Es Devlin: A Arte de Desenhar o Espaço Narrativo
Es Devlin é uma artista britânica que trabalha no cruzamento entre a arquitetura monumental, a tecnologia e a poesia teatral. Seu trabalho é caracterizado pela capacidade de transformar o espaço em um elemento central da obra, criando uma experiência imersiva para o público.
Sua carreira começou na literatura inglesa e na música clássica, antes de passar pela universidade de artes, Central Saint Martins. Essa base humanística permitiu que ela desenvolvesse uma sensibilidade rara: a capacidade de ler um conceito e traduzi-lo em volume, luz e tempo.
O Palco como Escultura Cinética
Devlin iniciou sua carreira no teatro experimental e rapidamente ascendeu à elite da ópera contemporânea, assinando produções para a Royal Opera House e o Metropolitan Opera de Nova York. Nesses projetos, o espaço nunca é neutro: ele gira, se desloca, engole o público ou o coloca em suspensão, servindo como um organismo vivo que respira junto com a narrativa.
Alguns de seus trabalhos notáveis incluem:
- Cenografia de show da banda U2
- Turnês e performances icônicas de artistas como Beyoncé, Adele, U2 e The Weeknd
- Encerramento das Olimpíadas de Londres
Para ela, o palco é um laboratório de psicologia coletiva, onde as esculturas cinéticas e as projeções mapeadas são ferramentas para expandir a realidade.
A Expansão para o Campo das Artes Visuais
Nos últimos anos, o trabalho de Es Devlin transbordou os limites do entretenimento para se firmar no campo das artes visuais e da arquitetura temporária.

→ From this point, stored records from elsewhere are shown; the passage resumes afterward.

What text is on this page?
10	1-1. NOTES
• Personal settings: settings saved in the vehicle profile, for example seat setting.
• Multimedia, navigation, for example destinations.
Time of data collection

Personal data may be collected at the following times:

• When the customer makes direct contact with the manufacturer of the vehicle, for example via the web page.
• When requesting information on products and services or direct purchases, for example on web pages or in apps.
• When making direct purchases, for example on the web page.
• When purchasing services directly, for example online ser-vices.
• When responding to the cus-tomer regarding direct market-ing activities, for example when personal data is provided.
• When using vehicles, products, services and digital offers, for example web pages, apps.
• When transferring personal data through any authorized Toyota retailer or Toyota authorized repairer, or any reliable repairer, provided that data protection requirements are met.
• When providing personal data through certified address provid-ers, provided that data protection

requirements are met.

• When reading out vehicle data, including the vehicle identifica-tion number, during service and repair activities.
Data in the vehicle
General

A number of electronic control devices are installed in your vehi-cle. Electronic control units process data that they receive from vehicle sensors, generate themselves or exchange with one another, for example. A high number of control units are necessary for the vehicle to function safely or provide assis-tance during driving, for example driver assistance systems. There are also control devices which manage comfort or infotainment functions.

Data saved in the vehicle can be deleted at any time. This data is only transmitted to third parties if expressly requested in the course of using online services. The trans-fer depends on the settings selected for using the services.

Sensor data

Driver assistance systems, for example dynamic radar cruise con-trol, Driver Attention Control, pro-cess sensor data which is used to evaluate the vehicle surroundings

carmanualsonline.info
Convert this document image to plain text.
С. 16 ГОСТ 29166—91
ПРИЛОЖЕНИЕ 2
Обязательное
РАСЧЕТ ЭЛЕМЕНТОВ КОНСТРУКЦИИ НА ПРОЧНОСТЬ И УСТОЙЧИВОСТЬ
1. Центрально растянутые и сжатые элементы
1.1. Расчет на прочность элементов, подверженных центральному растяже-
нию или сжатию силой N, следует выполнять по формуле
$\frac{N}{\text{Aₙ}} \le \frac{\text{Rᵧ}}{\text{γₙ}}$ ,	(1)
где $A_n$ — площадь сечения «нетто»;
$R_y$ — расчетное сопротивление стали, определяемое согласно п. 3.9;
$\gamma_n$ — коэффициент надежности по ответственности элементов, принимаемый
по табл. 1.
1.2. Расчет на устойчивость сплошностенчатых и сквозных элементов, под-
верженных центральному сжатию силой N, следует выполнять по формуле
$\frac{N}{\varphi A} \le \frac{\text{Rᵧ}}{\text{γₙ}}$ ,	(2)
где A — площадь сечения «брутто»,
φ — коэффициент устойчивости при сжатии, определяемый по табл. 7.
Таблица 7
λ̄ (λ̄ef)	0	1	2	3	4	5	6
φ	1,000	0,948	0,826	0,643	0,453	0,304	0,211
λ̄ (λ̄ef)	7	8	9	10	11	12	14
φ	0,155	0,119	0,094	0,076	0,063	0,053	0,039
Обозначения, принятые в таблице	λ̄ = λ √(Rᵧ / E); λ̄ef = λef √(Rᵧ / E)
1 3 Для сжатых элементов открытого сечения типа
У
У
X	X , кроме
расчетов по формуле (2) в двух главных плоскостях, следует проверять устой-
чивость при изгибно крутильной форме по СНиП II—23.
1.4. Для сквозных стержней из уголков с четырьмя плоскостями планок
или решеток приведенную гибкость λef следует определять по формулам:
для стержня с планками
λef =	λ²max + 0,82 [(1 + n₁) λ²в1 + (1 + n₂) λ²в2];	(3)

Instalações apresentadas nas instituições Victoria and Albert Museum e Serpentine Gallery exploram temas como memória coletiva e o impacto humano no planeta.
Algumas de suas instalações notáveis incluem:
- “Mirror Maze” (2016)
- “Forest for Change” (2021)
- Pavilhão do Reino Unido na Expo 2020 Dubai
Devlin convida o público a deixar de ser plateia passiva e a se tornar parte ativa da obra, questionando constantemente como as histórias são contadas em escala arquitetônica.
Sua carreira é a prova de que, no encontro entre a engenharia e a sensibilidade artística, reside uma essência que vai além de um suporte para a performance. Devlin permanece como uma arquiteta do tempo, lembrando-nos de que o espaço que habitamos é, em última análise, a narrativa mais poderosa que podemos construir.